On January 1, 2017, KTWN-FM changed its call letters to KQGO to match the "Go" branding.

In July 2020, morning show hosts Ben Holsen and Dana Wessel were let go from KQGO due to the financial impact resulting from the COVID-19 pandemic. They were replaced by Jordan Alamat, KQGO's music director and night show host at the time.

===Air 1 (2021–present)===
On December 1, 2020, Go Media announced that they would sell KQGO and KZGO (the former KNOF) to the Educational Media Foundation for $2.45 million. With the announcement of the sale, the stations immediately dismissed all on-air staff and shifted to a jockless presentation, which it continued with until the sale officially closed.

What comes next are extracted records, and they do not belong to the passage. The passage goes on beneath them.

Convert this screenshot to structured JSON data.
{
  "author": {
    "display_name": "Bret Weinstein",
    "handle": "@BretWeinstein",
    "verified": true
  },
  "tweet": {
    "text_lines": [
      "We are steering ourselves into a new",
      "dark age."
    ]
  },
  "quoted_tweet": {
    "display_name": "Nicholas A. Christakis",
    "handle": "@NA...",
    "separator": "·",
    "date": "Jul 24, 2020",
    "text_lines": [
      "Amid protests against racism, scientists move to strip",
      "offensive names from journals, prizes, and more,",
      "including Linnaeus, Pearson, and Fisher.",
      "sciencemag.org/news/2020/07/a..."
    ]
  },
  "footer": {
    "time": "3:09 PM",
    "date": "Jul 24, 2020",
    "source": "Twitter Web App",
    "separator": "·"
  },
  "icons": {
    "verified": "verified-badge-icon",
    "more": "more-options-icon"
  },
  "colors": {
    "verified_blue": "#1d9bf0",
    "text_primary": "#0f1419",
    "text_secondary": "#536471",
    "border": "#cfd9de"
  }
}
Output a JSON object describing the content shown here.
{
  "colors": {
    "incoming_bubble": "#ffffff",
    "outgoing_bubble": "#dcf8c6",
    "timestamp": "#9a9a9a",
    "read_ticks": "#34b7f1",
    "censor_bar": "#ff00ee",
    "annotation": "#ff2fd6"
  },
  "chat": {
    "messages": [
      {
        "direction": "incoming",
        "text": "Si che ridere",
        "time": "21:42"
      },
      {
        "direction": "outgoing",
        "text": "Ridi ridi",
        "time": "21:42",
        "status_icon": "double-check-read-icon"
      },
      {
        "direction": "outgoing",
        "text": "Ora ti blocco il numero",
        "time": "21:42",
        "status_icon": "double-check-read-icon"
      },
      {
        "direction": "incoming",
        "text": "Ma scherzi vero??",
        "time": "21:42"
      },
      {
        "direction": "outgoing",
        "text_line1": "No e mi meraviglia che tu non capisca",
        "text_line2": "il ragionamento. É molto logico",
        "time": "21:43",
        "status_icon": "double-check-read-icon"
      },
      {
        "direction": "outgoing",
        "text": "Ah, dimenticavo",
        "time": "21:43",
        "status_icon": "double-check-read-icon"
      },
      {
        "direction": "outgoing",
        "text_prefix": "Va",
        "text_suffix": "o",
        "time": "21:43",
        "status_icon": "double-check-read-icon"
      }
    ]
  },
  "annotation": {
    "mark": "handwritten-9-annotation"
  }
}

However, this would cause some problems with operation during said time; by the start of 2021, the station's online stream would abruptly stop operation and never start back up again, and there would be long stretches of only music, with little to no liners or identification, and some songs occasionally being played again after the first playing ended. The FCC officially approved the sale on March 26, 2021, and was consummated on April 12. At 9:06 a.m. on April 13, after playing "Trouble's Coming" by Royal Blood, then the first seconds of "All About You" by The Knocks and Foster The People, the signal was abruptly cut off and the station temporarily went silent, as EMF took operational control. At around 11 a.m. that day, EMF put the station back on the air and flipped the station to the contemporary worship music network Air 1 under the new callsign KMWA. This left the Twin Cities market with no alternative rock station, with Adult Album Alternative station KCMP, Hot AC/Adult Alternative station KTCZ-FM, and the relaunched KQRS-FM being the only stations closer to the alternative rock format.

==HD Radio==
KMWA broadcasts in HD Radio (digital). In addition to the HD1 channel, which mirrors the KMWA analog signal, KMWA has one other HD sub-channel.

HD2|
96.3-HD2 carried a simulcast of KBHL in Osakis ("PraiseLive"), which was previously heard in the Twin Cities on KNOF before Go Media's acquisition of the station in 2016. With the sale to EMF being consummated on April 12, 2021, the "PraiseLive" programming moved back to 95.3 FM (the former KNOF, with those call letters returning to that frequency the same day as the sale consummation); the HD2 sub-channel and 95.3 FM simulcasted the programming for a few days before changing to a transitional looping message redirecting listeners to the new frequency. On May 3, the HD2 sub-channel flipped to the St. Louis-based “Boost Radio” format of Christian pop/hip hop (which is relayed on translator W225AP (92.9 FM)).

HD3|
As of September 9, 2020, the station's HD3 sub-channel was simulcasting Hmong news, talk, and music formatted WIXK. This comes after Hmong Radio Broadcast, LLC's acquisition of previous KFAI translator K294AM (106.7 FM). With the sale to EMF being consummated on April 12, 2021, the HD3 sub-channel went silent; K294AM, which relayed KQGO-HD3, continues to simulcast WIXK, and switched its relay to KEEY-HD3.

In 2021, KMWA-HD3 became K-LOVE. In 2025, the signal became K-LOVE Eras.